Comme enfant, j’avais été troublé par ses constatations. Je ne sais pas pourquoi, par contre. Peut-être, voir Siffre surgir d’une nuit éternelle. Il titubait comme s’il était ivre. Des policiers qui ressemblaient au comique Louis de Funes avec leurs képis se sont précipités maladroitement pour l’aider en masquant ses yeux, car le soleil l’aveuglait.

J’ai utilisé le mot circadien. Il vient du latin classique circa diem, «autour du jour».

Le rythme circadien est une forme d’horloge interne qui conditionne les réactions physiologiques et biochimiques à la lumière et à la noirceur. 

Cela va avoir un impact sur nos réactions physiologiques, cognitives et comportementales.

 Les femmes ont un rythme plus court que celui des hommes ce qui expliquerait qu’elles se couchent en moyenne plus tôt que les hommes. Quand tu comprends ça, tu arrêtes de regarder les différences entre les hommes et les femmes dans un contexte de force, d’endurance ou de résistance…

Une bébelle pas importante les rythmes circadiens? Pas vraiment, car en 2017, les chercheurs Hall, Young  Rosbash ont reçu le prix Nobel de physiologie ou médecine «pour leurs découvertes des mécanismes moléculaires contrôlant le rythme circadien»

Les rythmes circadiens sont générés par des mécanismes cérébraux et l’environnement. Oui, la rotation de la Terre et les variations lumineuses sont impliquées. Mais les petits bébés naissants n’ont pas de rythme circadien, ce qui leur permet de dormir aussi bien le jour que la nuit. Ce n’est que vers la huitième semaine qu’il apparait, d’où l’idée d’une horloge biologique intégrée dans nos organismes…

Ce sont les zeitgebers, aussi appelés donneur du temps qui nous aide à déterminer nos cycles.
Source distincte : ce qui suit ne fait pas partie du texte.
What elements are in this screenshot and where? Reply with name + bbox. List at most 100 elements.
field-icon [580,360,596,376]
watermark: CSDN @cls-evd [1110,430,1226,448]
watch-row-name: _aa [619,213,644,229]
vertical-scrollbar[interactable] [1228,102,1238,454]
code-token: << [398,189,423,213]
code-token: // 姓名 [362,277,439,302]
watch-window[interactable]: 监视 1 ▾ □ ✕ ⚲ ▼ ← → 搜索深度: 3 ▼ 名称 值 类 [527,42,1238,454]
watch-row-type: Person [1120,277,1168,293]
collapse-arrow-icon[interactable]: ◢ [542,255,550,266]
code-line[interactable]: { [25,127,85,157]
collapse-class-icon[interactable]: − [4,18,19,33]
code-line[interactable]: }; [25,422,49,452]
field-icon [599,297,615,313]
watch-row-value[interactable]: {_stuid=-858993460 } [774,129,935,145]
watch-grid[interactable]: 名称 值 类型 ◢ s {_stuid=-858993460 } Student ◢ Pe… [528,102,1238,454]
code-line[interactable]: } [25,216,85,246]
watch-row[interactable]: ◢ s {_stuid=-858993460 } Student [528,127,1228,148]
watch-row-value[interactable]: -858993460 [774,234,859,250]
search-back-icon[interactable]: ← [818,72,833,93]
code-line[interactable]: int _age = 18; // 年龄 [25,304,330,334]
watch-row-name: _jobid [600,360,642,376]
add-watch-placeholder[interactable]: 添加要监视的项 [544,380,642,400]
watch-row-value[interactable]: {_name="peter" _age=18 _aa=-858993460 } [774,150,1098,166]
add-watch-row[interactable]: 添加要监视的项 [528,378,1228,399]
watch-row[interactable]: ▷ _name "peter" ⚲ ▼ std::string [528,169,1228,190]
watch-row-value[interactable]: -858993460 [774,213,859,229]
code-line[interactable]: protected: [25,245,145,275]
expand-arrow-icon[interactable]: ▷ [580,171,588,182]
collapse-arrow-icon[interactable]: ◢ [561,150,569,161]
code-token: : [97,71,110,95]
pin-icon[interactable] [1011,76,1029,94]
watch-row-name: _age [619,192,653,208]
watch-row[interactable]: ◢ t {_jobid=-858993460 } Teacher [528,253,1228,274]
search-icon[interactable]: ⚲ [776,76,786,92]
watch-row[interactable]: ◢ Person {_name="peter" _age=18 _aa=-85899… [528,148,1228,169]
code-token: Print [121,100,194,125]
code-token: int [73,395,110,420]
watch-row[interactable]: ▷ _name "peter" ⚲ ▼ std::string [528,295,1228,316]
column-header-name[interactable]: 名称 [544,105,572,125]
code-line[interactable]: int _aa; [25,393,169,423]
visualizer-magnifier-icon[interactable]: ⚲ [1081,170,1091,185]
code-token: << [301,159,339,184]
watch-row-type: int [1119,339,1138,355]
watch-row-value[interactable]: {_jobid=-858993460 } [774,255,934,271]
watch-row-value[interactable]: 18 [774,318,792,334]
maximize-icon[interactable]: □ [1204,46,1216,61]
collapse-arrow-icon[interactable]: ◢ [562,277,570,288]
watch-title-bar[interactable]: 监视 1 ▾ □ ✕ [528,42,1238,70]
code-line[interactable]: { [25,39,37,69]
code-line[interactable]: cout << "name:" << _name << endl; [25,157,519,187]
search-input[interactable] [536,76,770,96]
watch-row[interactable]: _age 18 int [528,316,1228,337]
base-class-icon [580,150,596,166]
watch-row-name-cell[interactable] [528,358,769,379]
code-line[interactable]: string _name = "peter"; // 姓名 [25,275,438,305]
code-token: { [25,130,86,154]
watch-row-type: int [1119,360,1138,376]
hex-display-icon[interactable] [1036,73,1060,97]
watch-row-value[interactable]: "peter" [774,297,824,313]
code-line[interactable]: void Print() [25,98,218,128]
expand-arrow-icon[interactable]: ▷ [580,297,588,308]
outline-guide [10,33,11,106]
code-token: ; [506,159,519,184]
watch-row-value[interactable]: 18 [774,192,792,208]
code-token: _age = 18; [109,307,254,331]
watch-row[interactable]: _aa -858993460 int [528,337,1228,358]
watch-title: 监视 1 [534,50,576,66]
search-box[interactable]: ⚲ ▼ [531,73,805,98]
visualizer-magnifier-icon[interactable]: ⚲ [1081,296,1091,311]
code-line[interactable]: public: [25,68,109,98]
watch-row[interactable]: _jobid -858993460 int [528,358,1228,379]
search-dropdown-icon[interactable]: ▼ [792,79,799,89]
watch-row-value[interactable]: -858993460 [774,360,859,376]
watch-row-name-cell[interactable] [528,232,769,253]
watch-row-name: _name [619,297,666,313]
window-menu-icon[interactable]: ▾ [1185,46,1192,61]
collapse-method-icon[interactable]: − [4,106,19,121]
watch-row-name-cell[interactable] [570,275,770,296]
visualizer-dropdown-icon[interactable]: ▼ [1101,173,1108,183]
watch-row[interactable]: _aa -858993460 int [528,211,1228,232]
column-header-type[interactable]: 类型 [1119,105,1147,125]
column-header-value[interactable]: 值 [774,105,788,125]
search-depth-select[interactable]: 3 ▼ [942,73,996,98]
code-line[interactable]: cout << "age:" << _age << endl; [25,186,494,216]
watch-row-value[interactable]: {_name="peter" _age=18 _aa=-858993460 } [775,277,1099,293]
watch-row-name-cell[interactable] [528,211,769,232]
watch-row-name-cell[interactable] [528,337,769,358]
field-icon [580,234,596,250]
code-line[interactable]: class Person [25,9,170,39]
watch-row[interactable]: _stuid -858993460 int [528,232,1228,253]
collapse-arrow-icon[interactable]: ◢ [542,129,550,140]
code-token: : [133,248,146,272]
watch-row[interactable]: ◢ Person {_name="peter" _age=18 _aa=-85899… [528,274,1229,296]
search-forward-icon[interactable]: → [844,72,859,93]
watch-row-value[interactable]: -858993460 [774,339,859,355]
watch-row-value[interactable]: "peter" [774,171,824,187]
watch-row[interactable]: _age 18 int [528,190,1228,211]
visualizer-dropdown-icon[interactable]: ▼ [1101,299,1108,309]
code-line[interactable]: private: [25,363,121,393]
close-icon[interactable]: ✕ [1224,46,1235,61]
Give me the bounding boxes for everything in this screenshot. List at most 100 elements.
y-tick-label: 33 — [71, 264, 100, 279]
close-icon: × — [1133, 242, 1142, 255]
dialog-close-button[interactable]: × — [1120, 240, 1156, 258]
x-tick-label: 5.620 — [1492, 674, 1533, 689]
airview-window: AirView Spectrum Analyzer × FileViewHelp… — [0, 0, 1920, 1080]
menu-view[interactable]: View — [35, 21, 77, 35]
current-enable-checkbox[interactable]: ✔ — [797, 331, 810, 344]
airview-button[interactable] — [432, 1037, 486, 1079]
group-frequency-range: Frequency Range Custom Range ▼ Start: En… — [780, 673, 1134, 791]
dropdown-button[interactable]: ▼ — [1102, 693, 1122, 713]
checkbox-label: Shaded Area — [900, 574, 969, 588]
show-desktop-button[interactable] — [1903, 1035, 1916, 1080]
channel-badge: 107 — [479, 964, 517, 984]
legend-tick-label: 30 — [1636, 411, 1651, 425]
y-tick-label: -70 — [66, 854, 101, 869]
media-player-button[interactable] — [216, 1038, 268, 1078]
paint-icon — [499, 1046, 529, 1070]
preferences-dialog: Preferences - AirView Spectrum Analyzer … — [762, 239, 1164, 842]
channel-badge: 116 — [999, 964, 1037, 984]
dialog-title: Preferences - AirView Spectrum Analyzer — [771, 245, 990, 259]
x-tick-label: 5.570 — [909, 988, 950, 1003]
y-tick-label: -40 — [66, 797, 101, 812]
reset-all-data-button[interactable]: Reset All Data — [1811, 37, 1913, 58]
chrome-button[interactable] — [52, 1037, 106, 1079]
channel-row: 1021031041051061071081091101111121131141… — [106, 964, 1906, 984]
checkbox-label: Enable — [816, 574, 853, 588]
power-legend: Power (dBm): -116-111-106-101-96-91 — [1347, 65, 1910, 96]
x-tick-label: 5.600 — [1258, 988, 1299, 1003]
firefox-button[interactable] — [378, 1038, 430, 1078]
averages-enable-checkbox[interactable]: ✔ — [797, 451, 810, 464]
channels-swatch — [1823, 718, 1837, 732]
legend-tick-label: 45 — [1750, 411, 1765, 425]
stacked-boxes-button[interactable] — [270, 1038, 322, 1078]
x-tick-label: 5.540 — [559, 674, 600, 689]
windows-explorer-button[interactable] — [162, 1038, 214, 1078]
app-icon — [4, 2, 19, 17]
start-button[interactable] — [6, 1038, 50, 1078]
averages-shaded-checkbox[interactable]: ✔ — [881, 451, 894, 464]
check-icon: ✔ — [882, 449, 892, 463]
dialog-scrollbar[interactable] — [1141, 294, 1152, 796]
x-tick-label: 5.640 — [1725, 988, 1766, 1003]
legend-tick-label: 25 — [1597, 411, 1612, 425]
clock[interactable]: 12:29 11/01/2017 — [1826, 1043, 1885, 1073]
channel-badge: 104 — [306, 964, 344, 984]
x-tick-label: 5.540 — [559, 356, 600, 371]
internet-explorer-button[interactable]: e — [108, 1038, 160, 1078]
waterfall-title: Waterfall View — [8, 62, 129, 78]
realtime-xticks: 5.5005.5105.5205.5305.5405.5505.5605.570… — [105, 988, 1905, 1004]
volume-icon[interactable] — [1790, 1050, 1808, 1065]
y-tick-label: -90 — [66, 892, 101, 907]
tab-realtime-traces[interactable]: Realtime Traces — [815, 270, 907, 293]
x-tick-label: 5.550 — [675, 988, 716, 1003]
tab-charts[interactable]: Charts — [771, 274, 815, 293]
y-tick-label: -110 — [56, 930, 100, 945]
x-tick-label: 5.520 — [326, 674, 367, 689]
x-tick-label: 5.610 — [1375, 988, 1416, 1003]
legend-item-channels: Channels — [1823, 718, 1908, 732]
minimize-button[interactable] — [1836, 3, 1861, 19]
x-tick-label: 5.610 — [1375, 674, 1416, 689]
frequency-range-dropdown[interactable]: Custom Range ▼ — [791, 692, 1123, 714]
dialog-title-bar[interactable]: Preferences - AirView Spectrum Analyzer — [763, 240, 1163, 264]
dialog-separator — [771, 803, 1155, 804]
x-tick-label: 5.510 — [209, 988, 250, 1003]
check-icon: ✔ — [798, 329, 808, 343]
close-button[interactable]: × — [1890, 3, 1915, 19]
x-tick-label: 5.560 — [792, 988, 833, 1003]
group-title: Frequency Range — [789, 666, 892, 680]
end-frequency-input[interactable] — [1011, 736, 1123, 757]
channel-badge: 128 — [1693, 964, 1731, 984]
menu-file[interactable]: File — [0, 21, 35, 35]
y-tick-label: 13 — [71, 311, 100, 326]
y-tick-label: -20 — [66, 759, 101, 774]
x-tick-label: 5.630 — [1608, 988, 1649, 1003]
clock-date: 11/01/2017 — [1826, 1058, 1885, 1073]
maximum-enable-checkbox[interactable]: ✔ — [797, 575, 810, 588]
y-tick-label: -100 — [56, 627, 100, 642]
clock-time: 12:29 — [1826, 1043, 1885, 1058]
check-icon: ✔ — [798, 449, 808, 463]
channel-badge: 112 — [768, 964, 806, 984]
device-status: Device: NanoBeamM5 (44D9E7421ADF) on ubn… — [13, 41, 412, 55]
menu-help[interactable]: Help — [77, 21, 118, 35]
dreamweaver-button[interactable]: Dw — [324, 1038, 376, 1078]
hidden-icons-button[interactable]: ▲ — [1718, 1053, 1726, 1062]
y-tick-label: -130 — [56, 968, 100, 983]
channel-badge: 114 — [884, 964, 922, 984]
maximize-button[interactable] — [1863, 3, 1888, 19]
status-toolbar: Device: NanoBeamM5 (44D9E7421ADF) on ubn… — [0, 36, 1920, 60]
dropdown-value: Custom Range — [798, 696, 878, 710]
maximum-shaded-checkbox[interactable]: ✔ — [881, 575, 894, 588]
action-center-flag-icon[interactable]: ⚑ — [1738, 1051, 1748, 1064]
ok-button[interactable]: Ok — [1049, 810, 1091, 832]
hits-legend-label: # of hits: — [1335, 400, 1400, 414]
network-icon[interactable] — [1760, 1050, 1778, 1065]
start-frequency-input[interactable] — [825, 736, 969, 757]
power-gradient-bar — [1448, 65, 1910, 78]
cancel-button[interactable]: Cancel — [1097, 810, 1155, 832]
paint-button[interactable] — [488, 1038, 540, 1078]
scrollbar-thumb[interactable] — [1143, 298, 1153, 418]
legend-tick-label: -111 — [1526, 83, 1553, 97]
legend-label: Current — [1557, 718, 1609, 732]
La lumière est un zeitgeber, mais l’alimentation aussi. Tout cela appartient à la chronobiologie., la science qui étudie donc les rythmes biologiques. 

Mais le rythme circadien n’existe pas que chez l’humain. Les insectes, les plantes, les bactéries et même les champignons. Et on passe du champignon au SEC. Comment? Les organes et tissus du corps humain ont aussi une place de choix dans le SEC et ils produisent des endocannabinoïdes. Et on sait qu’il y a des récepteurs CB1 dans l’hypothalamus qui est aussi la région où trouve le mécanisme central de notre horloge biologique circadienne. 

Cela veut-il dire que l’on pourrait manipuler notre rythme circadien en consommant du cannabis? La réponse est oui! En fait le SEC est relié de plusieurs façons au rythme circadien. En fait le SEC aurait un comportement rythmé. Mais cela sera une saga pour une autre fois.

On sait aussi que le SEC a une influence directe sur le sommeil.

Un rythme circadien perturbé va créer plusieurs types de difficultés : des difficultés à s’endormir, à rester endormi, un sommeil avec des réveils non désirés ou tout simplement un sommeil de mauvaise qualité. Le DSM-5 identifie cinq types de troubles du rythme circadien, du sommeil et de l’éveil. Les curieuses vont trouver un lien dans les notes de l’épisode.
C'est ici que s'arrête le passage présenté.